ステンレスのお猪口

昨晩は日本酒を頂いた。淡路の美味しいお魚のフルコース。久しぶりにご馳走だ。
日本のものづくりを担っていたり、応援していたりする仲間の集まりだ。
6時からのスタートだったが、あれよあれよという間に時間が過ぎていった。
そこで久しぶりに使わせて頂いたのが唯一無二のデザインのステンレスのお猪口だ。

作り方は、金属を溶かして型に流し込む鋳造でもなく、削り出す切削でもない。
3Dプリンターで底面から少しずつ金属を積んでいきながら作ったものだ。積層製造だ。
お猪口は2重構造となっており、持つ部分となる外周には竹細工の意匠が施されている。
その内側には少しだけ空間があり、お酒をいれる器(の外壁)へとたどり着く。

なんとも説明は難しいが、3Dプリンターでなくては絶対にできないデザインだ。
飲み口にも工夫が施されている。

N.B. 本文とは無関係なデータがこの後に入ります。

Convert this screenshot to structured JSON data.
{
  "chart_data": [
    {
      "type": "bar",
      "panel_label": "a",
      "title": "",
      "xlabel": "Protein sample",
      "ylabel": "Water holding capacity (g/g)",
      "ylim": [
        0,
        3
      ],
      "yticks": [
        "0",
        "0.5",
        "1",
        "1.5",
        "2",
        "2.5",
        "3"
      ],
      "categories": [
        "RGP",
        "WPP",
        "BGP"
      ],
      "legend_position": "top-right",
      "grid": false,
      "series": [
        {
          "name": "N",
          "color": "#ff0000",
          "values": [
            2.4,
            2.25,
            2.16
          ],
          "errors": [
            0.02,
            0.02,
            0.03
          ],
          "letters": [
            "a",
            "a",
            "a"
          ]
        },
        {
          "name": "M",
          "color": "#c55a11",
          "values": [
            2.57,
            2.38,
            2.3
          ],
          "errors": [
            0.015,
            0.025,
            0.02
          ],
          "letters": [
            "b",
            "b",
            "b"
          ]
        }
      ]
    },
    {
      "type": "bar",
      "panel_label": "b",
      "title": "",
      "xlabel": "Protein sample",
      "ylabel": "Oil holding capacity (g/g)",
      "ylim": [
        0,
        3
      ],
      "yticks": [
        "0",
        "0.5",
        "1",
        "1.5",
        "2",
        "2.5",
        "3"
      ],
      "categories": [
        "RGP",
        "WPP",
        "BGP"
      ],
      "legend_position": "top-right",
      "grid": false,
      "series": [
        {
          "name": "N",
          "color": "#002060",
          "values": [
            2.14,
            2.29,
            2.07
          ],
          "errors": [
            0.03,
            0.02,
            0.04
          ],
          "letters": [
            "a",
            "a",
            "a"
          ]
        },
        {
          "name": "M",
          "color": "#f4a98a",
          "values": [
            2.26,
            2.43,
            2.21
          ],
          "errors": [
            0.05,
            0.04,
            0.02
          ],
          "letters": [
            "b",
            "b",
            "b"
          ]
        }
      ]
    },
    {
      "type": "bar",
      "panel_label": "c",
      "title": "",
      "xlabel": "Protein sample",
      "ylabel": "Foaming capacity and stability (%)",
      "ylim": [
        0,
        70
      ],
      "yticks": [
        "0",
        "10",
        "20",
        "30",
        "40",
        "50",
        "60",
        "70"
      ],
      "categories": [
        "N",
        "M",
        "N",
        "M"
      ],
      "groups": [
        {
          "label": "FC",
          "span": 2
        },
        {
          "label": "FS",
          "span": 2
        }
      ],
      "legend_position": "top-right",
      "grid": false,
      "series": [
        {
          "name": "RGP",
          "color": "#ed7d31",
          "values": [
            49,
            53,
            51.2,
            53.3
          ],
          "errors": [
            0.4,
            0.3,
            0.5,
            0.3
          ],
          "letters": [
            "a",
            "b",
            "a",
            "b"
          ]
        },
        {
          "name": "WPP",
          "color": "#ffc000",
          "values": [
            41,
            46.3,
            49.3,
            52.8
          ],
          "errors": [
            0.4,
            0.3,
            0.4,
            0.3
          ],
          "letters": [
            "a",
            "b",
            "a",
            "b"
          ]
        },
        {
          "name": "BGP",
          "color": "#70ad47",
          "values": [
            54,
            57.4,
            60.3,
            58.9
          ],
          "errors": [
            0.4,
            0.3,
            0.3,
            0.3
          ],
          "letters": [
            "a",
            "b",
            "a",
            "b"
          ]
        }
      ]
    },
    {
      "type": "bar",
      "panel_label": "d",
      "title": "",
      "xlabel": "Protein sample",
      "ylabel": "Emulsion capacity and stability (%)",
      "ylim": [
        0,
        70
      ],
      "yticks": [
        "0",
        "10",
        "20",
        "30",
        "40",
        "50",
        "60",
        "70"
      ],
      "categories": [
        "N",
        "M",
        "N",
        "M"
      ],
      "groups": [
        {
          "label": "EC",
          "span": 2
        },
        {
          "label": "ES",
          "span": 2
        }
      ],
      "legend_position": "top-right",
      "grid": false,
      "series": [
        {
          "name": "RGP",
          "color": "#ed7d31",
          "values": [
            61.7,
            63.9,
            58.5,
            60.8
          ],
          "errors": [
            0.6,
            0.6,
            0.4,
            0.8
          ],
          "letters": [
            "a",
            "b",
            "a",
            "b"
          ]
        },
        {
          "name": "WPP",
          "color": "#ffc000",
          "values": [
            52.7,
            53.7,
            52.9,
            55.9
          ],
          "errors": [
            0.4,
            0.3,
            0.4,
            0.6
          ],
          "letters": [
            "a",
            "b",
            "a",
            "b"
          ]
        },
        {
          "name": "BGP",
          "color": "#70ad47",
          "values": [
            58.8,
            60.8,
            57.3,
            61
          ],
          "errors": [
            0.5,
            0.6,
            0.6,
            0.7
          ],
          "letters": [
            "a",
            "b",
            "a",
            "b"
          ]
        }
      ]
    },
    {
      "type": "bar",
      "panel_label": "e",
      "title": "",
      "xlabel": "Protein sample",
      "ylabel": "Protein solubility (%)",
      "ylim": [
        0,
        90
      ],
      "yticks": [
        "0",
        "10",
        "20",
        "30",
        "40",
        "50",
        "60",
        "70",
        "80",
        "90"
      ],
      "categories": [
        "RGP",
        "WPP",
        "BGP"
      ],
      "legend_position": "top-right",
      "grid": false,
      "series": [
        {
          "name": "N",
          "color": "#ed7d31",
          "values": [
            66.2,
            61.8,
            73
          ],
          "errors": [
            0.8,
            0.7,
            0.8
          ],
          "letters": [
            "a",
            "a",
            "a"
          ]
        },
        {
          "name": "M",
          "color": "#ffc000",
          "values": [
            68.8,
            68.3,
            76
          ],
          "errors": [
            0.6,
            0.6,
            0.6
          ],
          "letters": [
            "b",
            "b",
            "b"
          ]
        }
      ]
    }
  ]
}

日本酒は空気を含みながら飲むと美味しいからだ。
六角形の飲み口の3箇所には空気を通す穴が底面と垂直方向に開いている。
その部分から日本酒を飲むと、少しだけだが、味わいが変わったような気がした。

最近では企業のノベルティとして使われることが多いらしい。マークも入れられる。
場所は内側のお酒を入れる部分の外壁なので、よく見ないと見つけられない。
でもそれがまたいい。こんなところに隠れているんだ。見つけた時の感動がある。
かなり細かい細工までできるようだ。デジタルのものづくりの凄さと言って良いと思う。

色合いもなかなか良い。金属を溶かして積んでいくので、ステンレスの焼き色がでる。
この色は、個体差がでるという。それぞれの個体に風合いを与えてくれる。
デジタルなのに、アナログな感じも感心させられる。もっと風合いも出してみたいと思った。
きづきのお猪口も作ってみたくなった。おばんざいのお供にして、新旧の融合を試してみたい。